The new iOS and macOS update incudes a new Mail feature - that classifies your email into separate categories. I left it on to see how it works and it is hilariously bad. NYT news emails go into one category, WSJ and LAT news emails another. I am curious to see if anyone has a better experience.
I almost always turn these automatic categorization features off with any software or platform that offers them. Usually, it seems like just another opportunity for an algorithm to mischaracterize something important.
To be fair, the current version of Outlook for iOS divides the inbox into “Focused” and “Other” categories without being too annoying about it. I’d turn it off if I could, but its underlying logic appears fairly logical and consistent.
I found Google’s Categories a disaster, with potentially serious consequences because it treats bills as “Promotions,” which can lead to unpaid bills if you don’t check it.
I tried this out when it came out with iOS 18.1. I love the idea, but not the execution. Unlike with Gmail’s similar categorization, there doesn’t seem to be a way to set a rule to say all mail that meets a particular criterion or set of criteria should be directed to a particular category. It remains the same with macOS mail. Just as a “for example”, all of the mail I get from tidbits talk gets categorized it either primary or updates, seemingly randomly. I’d love it to be one or the other, but I think because the sender is the person who composed the message, rather than an address at talk.tidbits.com, there’s no way to send them all to one place or the other.
That said: I still have the categories on, but if you right-scroll past all of the categories, there’s a handy “all mail” category.
Since Eudora died and I converted to Apple Mail, I have used a Smart Mailbox that combines all unprocessed (unread and grey-flagged) email from my various accounts as my entry point into reading email. Since I rarely access an inbox, categorization on a computer that applies only to inboxes is irrelevant to me.
I have a set of rules that:
Add a grey flag to all incoming non-junk email
Move email from familiar sources (Apple, tidbbits-talk, my cycling club, various news publications, etc) to their own mail folders.
I have a Smart Mailbox that combines unread and grey-flagged emails. This mailbox appears when I open Apple Mail.

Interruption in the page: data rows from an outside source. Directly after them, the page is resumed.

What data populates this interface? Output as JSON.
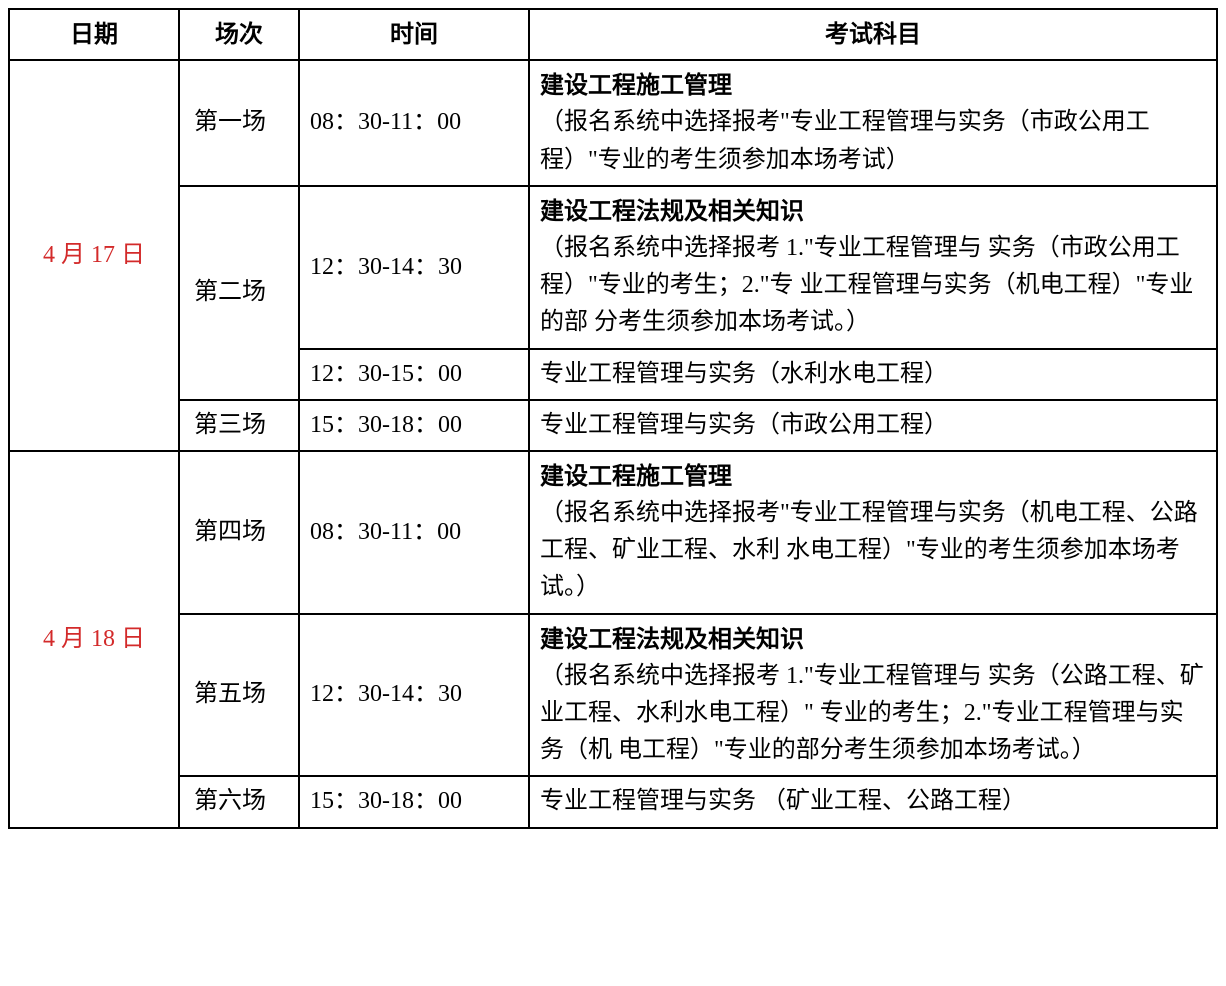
{
  "table": {
    "headers": {
      "date": "日期",
      "session": "场次",
      "time": "时间",
      "subject": "考试科目"
    },
    "columns": {
      "date_width": 170,
      "session_width": 120,
      "time_width": 230
    },
    "colors": {
      "border": "#000000",
      "background": "#ffffff",
      "text": "#000000",
      "date_text": "#d32a2a"
    },
    "typography": {
      "body_fontsize": 24,
      "line_height": 1.55,
      "header_font": "SimHei",
      "body_font": "SimSun"
    },
    "days": [
      {
        "date": "4 月 17 日",
        "rowspan": 4,
        "rows": [
          {
            "session": "第一场",
            "session_rowspan": 1,
            "time": "08：30-11：00",
            "subject_title": "建设工程施工管理",
            "subject_desc": "（报名系统中选择报考\"专业工程管理与实务（市政公用工程）\"专业的考生须参加本场考试）"
          },
          {
            "session": "第二场",
            "session_rowspan": 2,
            "time": "12：30-14：30",
            "subject_title": "建设工程法规及相关知识",
            "subject_desc": "（报名系统中选择报考 1.\"专业工程管理与 实务（市政公用工程）\"专业的考生；2.\"专 业工程管理与实务（机电工程）\"专业的部 分考生须参加本场考试。）"
          },
          {
            "session": "",
            "session_rowspan": 0,
            "time": "12：30-15：00",
            "subject_title": "",
            "subject_desc": "专业工程管理与实务（水利水电工程）"
          },
          {
            "session": "第三场",
            "session_rowspan": 1,
            "time": "15：30-18：00",
            "subject_title": "",
            "subject_desc": "专业工程管理与实务（市政公用工程）"
          }
        ]
      },
      {
        "date": "4 月 18 日",
        "rowspan": 3,
        "rows": [
          {
            "session": "第四场",
            "session_rowspan": 1,
            "time": "08：30-11：00",
            "subject_title": "建设工程施工管理",
            "subject_desc": "（报名系统中选择报考\"专业工程管理与实务（机电工程、公路工程、矿业工程、水利 水电工程）\"专业的考生须参加本场考试。）"
          },
          {
            "session": "第五场",
            "session_rowspan": 1,
            "time": "12：30-14：30",
            "subject_title": "建设工程法规及相关知识",
            "subject_desc": "（报名系统中选择报考 1.\"专业工程管理与 实务（公路工程、矿业工程、水利水电工程）\" 专业的考生；2.\"专业工程管理与实务（机 电工程）\"专业的部分考生须参加本场考试。）"
          },
          {
            "session": "第六场",
            "session_rowspan": 1,
            "time": "15：30-18：00",
            "subject_title": "",
            "subject_desc": "专业工程管理与实务 （矿业工程、公路工程）"
          }
        ]
      }
    ]
  }
}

This process avoids accidentally processing an email when it is only touched (for example, by disposing of the preceding email in a list). I must explicitly clear the grey flag to get an email from my unprocessed mailbox. Unfortunately, because user-defined Smart Mailboxes do not exist anywhere except on macOS and because the mail rules must apply across all incoming email on any account, I can only efficiently deal with email on a Mac.
I turned it off right away on iOS. Couldn’t figure out why it was better to hide messages that I would need to see in favor of stuff that it “thought” I would like to see.
It needs:
a way to teach it what categories are important to me and what belongs in them
and that way needs to take exactly none of my own thought-power or time
It probably made much more sense to marketers trying to figure out something that can be rolled out under the label of “Apple Intelligence.” Unfair? Maybe, and maybe it gets better. But I have zero time or energy to devote to it now.
As a former mail administrator, this is really annoying me. The messages are coming FROM tidbits-talk@talk.tidbits.com (with a display name based on the user commenting). You can write a rule for a condition: “From” “contains” “tidbits-talk@talk.tidbits.com”, but you cannot set the categorization from a rule.
It really annoys me that the categorization seems to only apply to the display name (or, possibly, to the entire address including the display name). There absolutely should be a way to set the categorization for an addr-spec address, as well as for a domain name. This seems like another failure from the AI camp - they seem to want to reduce options while emphasizing AI.
While I agree, probably for most cases using the name that displays in the “From” is a pretty good way to determine how important that contact is to you. Personally I don’t feel like putting everyone on tidbits talk in my contacts - I think if I did, they might all come in as priority.
I look at this as a 1.0 feature - let’s hope it gets better. Meanwhile leaving the feature on while living in the “All Mail” tab lets me check with each release if its is getting better.
Does the update have anything to do with the “puzzle piece” icon I see in Mac Mail? I don’t recall seeing it before, but I may have just not been paying attention.
After seeing hilarious results with the Reminders categorization of shopping lists I wasn’t hopeful about Mail. I turned it off as soon as the iOS update was completed.
Yes, but it’s not powerful enough; that doesn’t help with tidbits talk emails, for one. The senders are listed as us, not as tidbits.
Gmail allows you to create criteria using filters (so, if the subject line has “[Tidbits Talk]” included) and move the messages that meet the filter to go to a category of your choice.
To turn them off on macOS, View menu / Show Contact Photos. They remained off on my machine before the 18.4 update. I don’t mind them; again, it is a feature that Gmail has used for a long time, so I was used to it from when I used Gmail on the web for years.